Maar.... waar ging dat Verdrag van Parijs ook alweer over? Had het
niet iets met CO2 te maken?
Inderdaad: het ging om het voornemen de uitstoot van CO2 drastisch te
verminderen. Gaat het in Polen vooral niet over klimaat maar over
geld, in Parijs was het precies andersom: eerst de doelstellingen
vastleggen waaraan landen moeten voldoen, dat geld komt later.
Behalve voorstanders waren er natuurlijk ook tegenstanders.

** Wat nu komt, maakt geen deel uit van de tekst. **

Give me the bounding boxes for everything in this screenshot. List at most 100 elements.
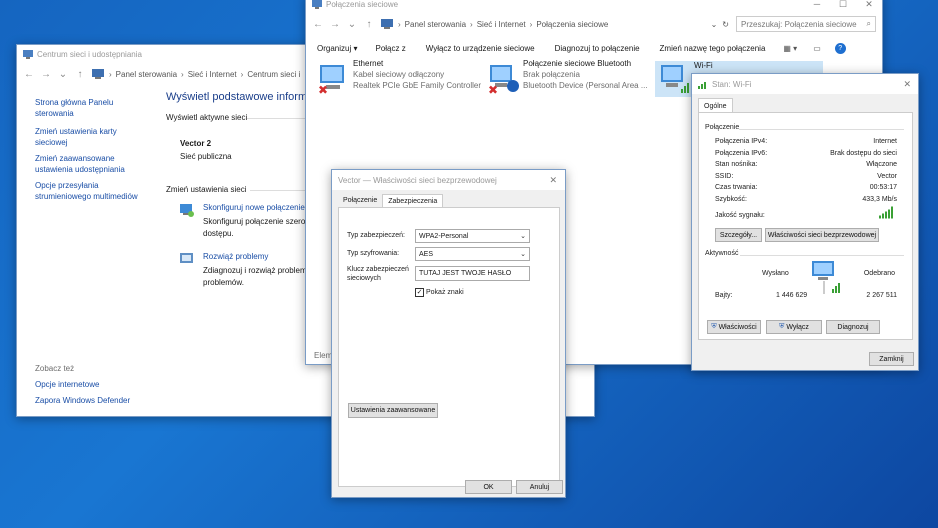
breadcrumb-item[interactable]: Połączenia sieciowe [536,20,608,29]
wireless-properties-button[interactable]: Właściwości sieci bezprzewodowej [765,228,879,242]
ok-button[interactable]: OK [465,480,512,494]
up-icon[interactable]: ↑ [74,69,86,80]
breadcrumb-item[interactable]: Sieć i Internet [477,20,526,29]
breadcrumb-separator-icon: › [109,69,112,79]
disable-button-label: Wyłącz [786,323,809,331]
advanced-settings-button[interactable]: Ustawienia zaawansowane [348,403,438,418]
show-chars-checkbox[interactable]: ✓ [415,288,424,297]
connections-address-bar: ← → ⌄ ↑ › Panel sterowania › Sieć i Inte… [306,13,882,35]
svg-text:✖: ✖ [318,83,328,95]
network-type: Sieć publiczna [180,152,232,161]
adapter-status: Kabel sieciowy odłączony [353,70,445,79]
task-troubleshoot[interactable]: Rozwiąż problemy [203,252,268,261]
breadcrumb-item[interactable]: Centrum sieci i [247,70,300,79]
adapter-device: Realtek PCIe GbE Family Controller [353,81,482,90]
disable-button[interactable]: ⛨ Wyłącz [766,320,822,334]
back-icon[interactable]: ← [23,69,35,80]
recent-chevron-icon[interactable]: ⌄ [57,69,69,80]
breadcrumb-item[interactable]: Sieć i Internet [188,70,237,79]
media-state-label: Stan nośnika: [715,161,758,168]
window-controls: ─ ☐ ✕ [804,0,882,10]
toolbar-rename[interactable]: Zmień nazwę tego połączenia [660,44,766,53]
ethernet-adapter-icon: ✖ [318,65,344,95]
view-options-icon[interactable]: ▦ ▾ [783,44,797,53]
details-button[interactable]: Szczegóły... [715,228,762,242]
adapter-ethernet[interactable]: ✖ Ethernet Kabel sieciowy odłączony Real… [316,59,491,99]
tab-security[interactable]: Zabezpieczenia [382,194,444,208]
toolbar-connect[interactable]: Połącz z [375,44,405,53]
diagnose-button[interactable]: Diagnozuj [826,320,880,334]
properties-button[interactable]: ⛨ Właściwości [707,320,761,334]
task-new-connection[interactable]: Skonfiguruj nowe połączenie [203,203,305,212]
duration-value: 00:53:17 [869,184,897,191]
close-icon[interactable]: ✕ [856,0,882,10]
search-icon: ⌕ [866,19,871,28]
breadcrumb-separator-icon: › [398,19,401,29]
close-button[interactable]: Zamknij [869,352,914,366]
shield-icon: ⛨ [779,323,785,330]
connections-title: Połączenia sieciowe [326,0,399,9]
network-center-title: Centrum sieci i udostępniania [37,49,142,59]
forward-icon[interactable]: → [329,19,341,30]
encryption-select[interactable]: AES ⌄ [415,247,530,261]
page-title: Wyświetl podstawowe inform [166,91,308,103]
see-also-internet-options[interactable]: Opcje internetowe [35,377,130,393]
breadcrumb-separator-icon: › [529,19,533,29]
general-panel [698,112,913,340]
back-icon[interactable]: ← [312,19,324,30]
key-label: Klucz zabezpieczeń sieciowych [347,266,409,282]
ipv4-label: Połączenia IPv4: [715,138,768,145]
sidebar-item-adapter-settings[interactable]: Zmień ustawienia karty sieciowej [35,126,150,148]
change-settings-label: Zmień ustawienia sieci [166,185,247,194]
bytes-received-value: 2 267 511 [866,292,897,299]
wifi-status-dialog: Stan: Wi-Fi ✕ Ogólne Połączenie Połączen… [691,73,919,371]
address-dropdown-icon[interactable]: ⌄ [711,20,718,29]
key-input[interactable]: TUTAJ JEST TWOJE HASŁO [415,266,530,281]
encryption-label: Typ szyfrowania: [347,250,400,257]
breadcrumb-item[interactable]: Panel sterowania [405,20,466,29]
network-activity-icon [812,261,840,294]
toolbar-diagnose[interactable]: Diagnozuj to połączenie [555,44,640,53]
change-settings-divider [250,190,310,191]
forward-icon[interactable]: → [40,69,52,80]
sidebar-item-media-streaming[interactable]: Opcje przesyłania strumieniowego multime… [35,180,150,202]
wifi-status-close-icon[interactable]: ✕ [903,79,911,90]
control-panel-icon [92,69,104,79]
key-value: TUTAJ JEST TWOJE HASŁO [419,270,512,277]
up-icon[interactable]: ↑ [363,19,375,30]
adapter-bluetooth[interactable]: ✖ Połączenie sieciowe Bluetooth Brak poł… [486,59,651,99]
breadcrumb-separator-icon: › [181,69,184,79]
see-also-label: Zobacz też [35,364,75,373]
troubleshoot-icon [180,253,193,263]
help-icon[interactable]: ? [834,42,846,54]
breadcrumb-separator-icon: › [240,69,244,79]
preview-pane-icon[interactable]: ▭ [813,44,821,53]
network-name: Vector 2 [180,139,212,148]
sidebar-item-advanced-sharing[interactable]: Zmień zaawansowane ustawienia udostępnia… [35,153,150,175]
see-also-section: Zobacz też Opcje internetowe Zapora Wind… [35,361,130,409]
ssid-value: Vector [877,173,897,180]
tab-connection[interactable]: Połączenie [338,194,382,208]
toolbar-organize[interactable]: Organizuj ▾ [317,44,357,53]
security-type-label: Typ zabezpieczeń: [347,232,405,239]
maximize-icon[interactable]: ☐ [830,0,856,10]
signal-quality-label: Jakość sygnału: [715,212,765,219]
sidebar-item-home[interactable]: Strona główna Panelu sterowania [35,97,150,119]
refresh-icon[interactable]: ↻ [722,20,729,29]
see-also-firewall[interactable]: Zapora Windows Defender [35,393,130,409]
adapter-name: Wi-Fi [694,61,713,70]
security-type-select[interactable]: WPA2-Personal ⌄ [415,229,530,243]
sidebar: Strona główna Panelu sterowania Zmień us… [35,97,150,202]
search-input[interactable]: Przeszukaj: Połączenia sieciowe ⌕ [736,16,876,32]
recent-chevron-icon[interactable]: ⌄ [346,19,358,30]
breadcrumb-item[interactable]: Panel sterowania [116,70,177,79]
dialog-close-icon[interactable]: ✕ [549,175,557,186]
breadcrumb: › Panel sterowania › Sieć i Internet › C… [91,68,300,80]
adapter-name: Połączenie sieciowe Bluetooth [523,59,632,68]
adapter-device: Bluetooth Device (Personal Area ... [523,81,648,90]
cancel-button[interactable]: Anuluj [516,480,563,494]
ipv6-label: Połączenia IPv6: [715,150,768,157]
bytes-sent-value: 1 446 629 [776,292,808,299]
toolbar-disable[interactable]: Wyłącz to urządzenie sieciowe [426,44,535,53]
minimize-icon[interactable]: ─ [804,0,830,10]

Een belangrijk argument van hen tegen het Verdrag van Parijs was dat "beloften" tot het reduceren van CO2-emissie precies dat
waren:
beloften, doelstellingen, hoop. Er was en is geen mogelijkheid die beloften
af te dwingen of ze op wat voor manier dan ook te verifiëren.
Nog een argument - eentje die destijds in de toespraak van de Amerikaanse
president Donald Trump werd genoemd, maar ook daarvóór al opgeld deed,
was dat zelfs als alle beloften worden nagekomen, de deal nutteloos was.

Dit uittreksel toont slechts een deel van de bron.